Unter Biblischer Theologie verstand man zunächst - in Abgrenzung zur Dogmatik - die in der Bibel enthaltene Theologie. Heute wird unter diesem Begriff demgegenüber die Frage nach der Einheit der Bibel beider Testamente diskutiert: In welchem Verhältnis stehen Altes und Neues Testament zueinander? Und welcher alttestamentliche Kanon ist maßgebend: der im Neuen Testament rezipierte griechische Kanon (Septuaginta) oder der hebräisch-aramäische? Gibt es eine einheitliche "gesamtbiblische Theologie", eine Theologie des christlichen Kanons? Wie ist der gesamtbiblische Kanon theologisch zu würdigen? Ist allein die kanonische, sozusagen die kirchlich rezipierte Endgestalt das Maß aller Dinge, wie vor allem B.S. Childs meint? So wird neuerdings in produktiver Fortführung der Gedanken B.S. Childs' vornehmlich in der katholischen Exegese eine neue "kanonische Schriftauslegung" zum Programm erhoben, die den kirchlich rezipierten Bibelkanon theologisch ernst nimmt und zum Auslegungshorizont macht (vgl. G. Steins). Im Grunde werden damit Gedanken der "Biblischen Theologie" wieder aufgenommen und kanontheologisch ausgebaut. Gelegentlich wird der kanontheologische Zugang auch mit einer dezidierten Kritik am "herkömmlichen" exegetischen Instrumentarium verbunden (vgl. die Diskussion bei W. Gross, Biblisch Theologische Auslegung).

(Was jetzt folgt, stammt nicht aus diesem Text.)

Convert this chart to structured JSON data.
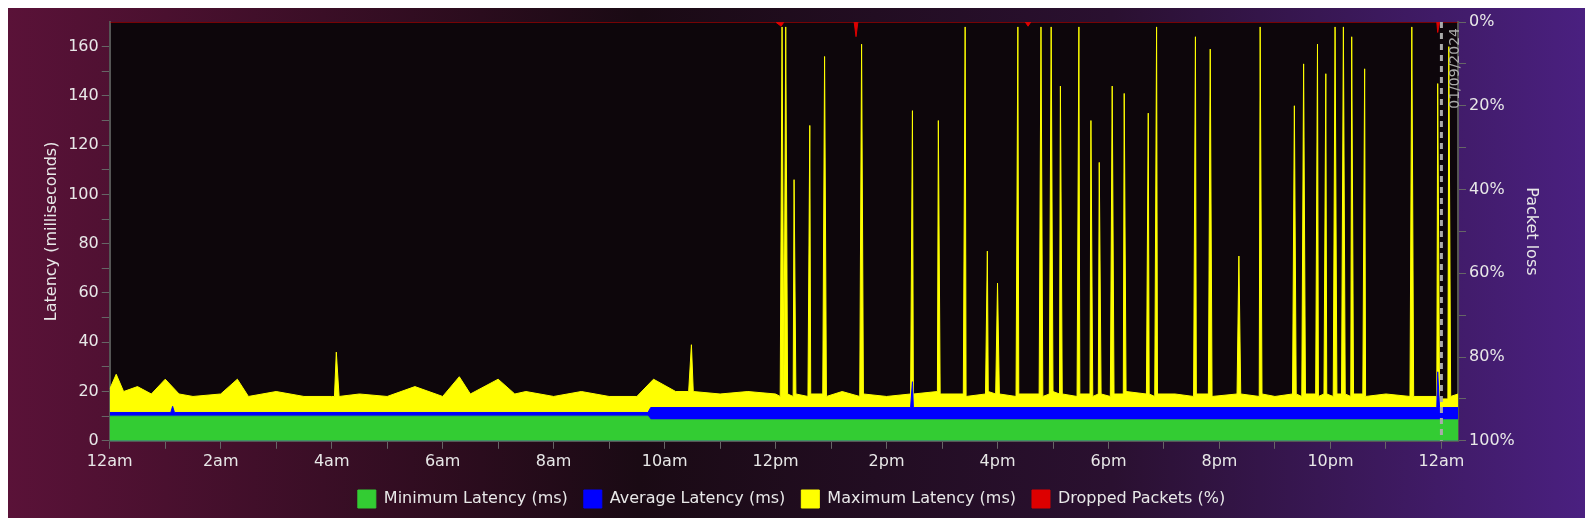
{
  "chart_data": {
    "type": "area",
    "ylabel": "Latency (milliseconds)",
    "y2label": "Packet loss",
    "xlim": [
      "2024-08-31T00:00",
      "2024-09-01T00:18"
    ],
    "ylim": [
      0,
      170
    ],
    "y2lim": [
      100,
      0
    ],
    "xticks": [
      {
        "value": "2024-08-31T00:00",
        "label": "12am"
      },
      {
        "value": "2024-08-31T01:00",
        "label": null
      },
      {
        "value": "2024-08-31T02:00",
        "label": "2am"
      },
      {
        "value": "2024-08-31T03:00",
        "label": null
      },
      {
        "value": "2024-08-31T04:00",
        "label": "4am"
      },
      {
        "value": "2024-08-31T05:00",
        "label": null
      },
      {
        "value": "2024-08-31T06:00",
        "label": "6am"
      },
      {
        "value": "2024-08-31T07:00",
        "label": null
      },
      {
        "value": "2024-08-31T08:00",
        "label": "8am"
      },
      {
        "value": "2024-08-31T09:00",
        "label": null
      },
      {
        "value": "2024-08-31T10:00",
        "label": "10am"
      },
      {
        "value": "2024-08-31T11:00",
        "label": null
      },
      {
        "value": "2024-08-31T12:00",
        "label": "12pm"
      },
      {
        "value": "2024-08-31T13:00",
        "label": null
      },
      {
        "value": "2024-08-31T14:00",
        "label": "2pm"
      },
      {
        "value": "2024-08-31T15:00",
        "label": null
      },
      {
        "value": "2024-08-31T16:00",
        "label": "4pm"
      },
      {
        "value": "2024-08-31T17:00",
        "label": null
      },
      {
        "value": "2024-08-31T18:00",
        "label": "6pm"
      },
      {
        "value": "2024-08-31T19:00",
        "label": null
      },
      {
        "value": "2024-08-31T20:00",
        "label": "8pm"
      },
      {
        "value": "2024-08-31T21:00",
        "label": null
      },
      {
        "value": "2024-08-31T22:00",
        "label": "10pm"
      },
      {
        "value": "2024-08-31T23:00",
        "label": null
      },
      {
        "value": "2024-09-01T00:00",
        "label": "12am"
      }
    ],
    "yticks": [
      0,
      {
        "value": 10,
        "label": null
      },
      20,
      {
        "value": 30,
        "label": null
      },
      40,
      {
        "value": 50,
        "label": null
      },
      60,
      {
        "value": 70,
        "label": null
      },
      80,
      {
        "value": 90,
        "label": null
      },
      100,
      {
        "value": 110,
        "label": null
      },
      120,
      {
        "value": 130,
        "label": null
      },
      140,
      {
        "value": 150,
        "label": null
      },
      160
    ],
    "y2ticks": [
      {
        "value": 0,
        "label": "0%"
      },
      {
        "value": 10,
        "label": null
      },
      {
        "value": 20,
        "label": "20%"
      },
      {
        "value": 30,
        "label": null
      },
      {
        "value": 40,
        "label": "40%"
      },
      {
        "value": 50,
        "label": null
      },
      {
        "value": 60,
        "label": "60%"
      },
      {
        "value": 70,
        "label": null
      },
      {
        "value": 80,
        "label": "80%"
      },
      {
        "value": 90,
        "label": null
      },
      {
        "value": 100,
        "label": "100%"
      }
    ],
    "grid": false,
    "legend": "bottom",
    "marker": "none",
    "ref_lines": [
      {
        "axis": "x",
        "value": "2024-09-01T00:00",
        "label": "01/09/2024",
        "color": "#aaaaaa",
        "line_style": "dashed"
      }
    ],
    "series": [
      {
        "name": "Minimum Latency (ms)",
        "color": "#33cc33",
        "x": [
          "2024-08-31T00:00",
          "2024-08-31T09:42",
          "2024-08-31T09:45",
          "2024-09-01T00:18"
        ],
        "values": [
          10,
          10,
          8.5,
          8.5
        ]
      },
      {
        "name": "Average Latency (ms)",
        "color": "#0000ff",
        "x": [
          "2024-08-31T00:00",
          "2024-08-31T01:06",
          "2024-08-31T01:08",
          "2024-08-31T01:10",
          "2024-08-31T09:42",
          "2024-08-31T09:45",
          "2024-08-31T14:26",
          "2024-08-31T14:28",
          "2024-08-31T14:29",
          "2024-08-31T23:55",
          "2024-08-31T23:56",
          "2024-08-31T23:58",
          "2024-09-01T00:18"
        ],
        "values": [
          11.5,
          11.5,
          14,
          11.5,
          11.5,
          13.5,
          13.5,
          24,
          13.5,
          13.5,
          28,
          13.5,
          13.5
        ]
      },
      {
        "name": "Maximum Latency (ms)",
        "color": "#ffff00",
        "x": [
          "2024-08-31T00:00",
          "2024-08-31T00:07",
          "2024-08-31T00:15",
          "2024-08-31T00:30",
          "2024-08-31T00:45",
          "2024-08-31T01:00",
          "2024-08-31T01:15",
          "2024-08-31T01:30",
          "2024-08-31T02:00",
          "2024-08-31T02:18",
          "2024-08-31T02:30",
          "2024-08-31T03:00",
          "2024-08-31T03:30",
          "2024-08-31T04:00",
          "2024-08-31T04:03",
          "2024-08-31T04:05",
          "2024-08-31T04:08",
          "2024-08-31T04:30",
          "2024-08-31T05:00",
          "2024-08-31T05:30",
          "2024-08-31T06:00",
          "2024-08-31T06:18",
          "2024-08-31T06:30",
          "2024-08-31T07:00",
          "2024-08-31T07:18",
          "2024-08-31T07:30",
          "2024-08-31T08:00",
          "2024-08-31T08:30",
          "2024-08-31T09:00",
          "2024-08-31T09:30",
          "2024-08-31T09:48",
          "2024-08-31T10:12",
          "2024-08-31T10:26",
          "2024-08-31T10:29",
          "2024-08-31T10:31",
          "2024-08-31T11:00",
          "2024-08-31T11:30",
          "2024-08-31T12:00",
          "2024-08-31T12:05",
          "2024-08-31T12:07",
          "2024-08-31T12:09",
          "2024-08-31T12:11",
          "2024-08-31T12:13",
          "2024-08-31T12:19",
          "2024-08-31T12:20",
          "2024-08-31T12:22",
          "2024-08-31T12:35",
          "2024-08-31T12:37",
          "2024-08-31T12:38",
          "2024-08-31T12:51",
          "2024-08-31T12:53",
          "2024-08-31T12:55",
          "2024-08-31T13:12",
          "2024-08-31T13:31",
          "2024-08-31T13:33",
          "2024-08-31T13:35",
          "2024-08-31T14:00",
          "2024-08-31T14:26",
          "2024-08-31T14:28",
          "2024-08-31T14:29",
          "2024-08-31T14:55",
          "2024-08-31T14:56",
          "2024-08-31T14:58",
          "2024-08-31T15:23",
          "2024-08-31T15:25",
          "2024-08-31T15:26",
          "2024-08-31T15:47",
          "2024-08-31T15:49",
          "2024-08-31T15:50",
          "2024-08-31T15:58",
          "2024-08-31T16:00",
          "2024-08-31T16:02",
          "2024-08-31T16:20",
          "2024-08-31T16:22",
          "2024-08-31T16:23",
          "2024-08-31T16:45",
          "2024-08-31T16:47",
          "2024-08-31T16:49",
          "2024-08-31T16:56",
          "2024-08-31T16:58",
          "2024-08-31T17:00",
          "2024-08-31T17:07",
          "2024-08-31T17:08",
          "2024-08-31T17:10",
          "2024-08-31T17:26",
          "2024-08-31T17:28",
          "2024-08-31T17:29",
          "2024-08-31T17:40",
          "2024-08-31T17:41",
          "2024-08-31T17:43",
          "2024-08-31T17:49",
          "2024-08-31T17:50",
          "2024-08-31T17:52",
          "2024-08-31T18:02",
          "2024-08-31T18:04",
          "2024-08-31T18:06",
          "2024-08-31T18:16",
          "2024-08-31T18:17",
          "2024-08-31T18:19",
          "2024-08-31T18:41",
          "2024-08-31T18:43",
          "2024-08-31T18:44",
          "2024-08-31T18:50",
          "2024-08-31T18:52",
          "2024-08-31T18:53",
          "2024-08-31T19:12",
          "2024-08-31T19:32",
          "2024-08-31T19:34",
          "2024-08-31T19:35",
          "2024-08-31T19:48",
          "2024-08-31T19:50",
          "2024-08-31T19:52",
          "2024-08-31T20:19",
          "2024-08-31T20:21",
          "2024-08-31T20:23",
          "2024-08-31T20:43",
          "2024-08-31T20:44",
          "2024-08-31T20:46",
          "2024-08-31T21:00",
          "2024-08-31T21:19",
          "2024-08-31T21:21",
          "2024-08-31T21:23",
          "2024-08-31T21:29",
          "2024-08-31T21:31",
          "2024-08-31T21:33",
          "2024-08-31T21:44",
          "2024-08-31T21:46",
          "2024-08-31T21:47",
          "2024-08-31T21:53",
          "2024-08-31T21:55",
          "2024-08-31T21:56",
          "2024-08-31T22:03",
          "2024-08-31T22:05",
          "2024-08-31T22:07",
          "2024-08-31T22:12",
          "2024-08-31T22:14",
          "2024-08-31T22:16",
          "2024-08-31T22:22",
          "2024-08-31T22:23",
          "2024-08-31T22:25",
          "2024-08-31T22:35",
          "2024-08-31T22:37",
          "2024-08-31T22:38",
          "2024-08-31T23:00",
          "2024-08-31T23:26",
          "2024-08-31T23:28",
          "2024-08-31T23:30",
          "2024-08-31T23:55",
          "2024-08-31T23:56",
          "2024-08-31T23:58",
          "2024-09-01T00:07",
          "2024-09-01T00:08",
          "2024-09-01T00:10",
          "2024-09-01T00:18"
        ],
        "values": [
          21,
          27,
          20,
          22,
          19,
          25,
          19,
          18,
          19,
          25,
          18,
          20,
          18,
          18,
          18,
          36,
          18,
          19,
          18,
          22,
          18,
          26,
          19,
          25,
          19,
          20,
          18,
          20,
          18,
          18,
          25,
          20,
          20,
          39,
          20,
          19,
          20,
          19,
          18,
          168,
          20,
          168,
          19,
          18,
          106,
          19,
          18,
          128,
          19,
          19,
          156,
          18,
          20,
          18,
          161,
          19,
          18,
          19,
          134,
          19,
          20,
          130,
          19,
          19,
          168,
          18,
          19,
          77,
          20,
          19,
          64,
          19,
          18,
          168,
          19,
          19,
          168,
          18,
          19,
          168,
          20,
          19,
          144,
          19,
          18,
          168,
          19,
          19,
          130,
          18,
          19,
          113,
          19,
          18,
          144,
          19,
          19,
          141,
          20,
          19,
          133,
          19,
          18,
          168,
          19,
          19,
          18,
          164,
          19,
          19,
          159,
          18,
          19,
          75,
          19,
          18,
          168,
          19,
          18,
          19,
          136,
          19,
          18,
          153,
          19,
          19,
          161,
          18,
          19,
          149,
          19,
          18,
          168,
          19,
          19,
          168,
          19,
          18,
          164,
          19,
          19,
          151,
          18,
          19,
          18,
          168,
          18,
          18,
          145,
          17,
          17,
          160,
          18,
          19
        ]
      },
      {
        "name": "Dropped Packets (%)",
        "color": "#dd0000",
        "axis": "y2",
        "x": [
          "2024-08-31T00:00",
          "2024-08-31T12:00",
          "2024-08-31T12:06",
          "2024-08-31T12:09",
          "2024-08-31T13:25",
          "2024-08-31T13:27",
          "2024-08-31T13:29",
          "2024-08-31T16:30",
          "2024-08-31T16:33",
          "2024-08-31T16:36",
          "2024-08-31T23:55",
          "2024-08-31T23:56",
          "2024-08-31T23:58",
          "2024-09-01T00:18"
        ],
        "values": [
          0,
          0,
          1,
          0,
          0,
          3.5,
          0,
          0,
          1,
          0,
          0,
          2.5,
          0,
          0
        ]
      }
    ]
  }
}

Die hier angesprochenen Fragen haben einerseits direkt mit dem hermeneutischen Problem des Alten Testaments zu tun, führen andererseits aber schon in gesamttheologische Fragen hinein: Welche Rolle spielt die Bibel in beiderlei Gestalt in der christlichen Theologie und Kirche? Wie verhalten sich Exegese und systematische bzw. dogmatische Theologie zueinander? Die Antworten hierauf dürften je nach konfessionellem oder persönlichem Standort sehr vielfältig ausfallen. Sie mögen zu einem guten Teil dem vielfältigen Zeugnis der Bibel - zumal des Alten Testaments - selbst entsprechen, das sich jeder vorschnellen Harmonisierung entzieht. Wenn es der historisch-kritischen Exegese gelingt, dieses Zeugnis offenzulegen und zu vergegenwärtigen, hat sie ihr Ziel erreicht.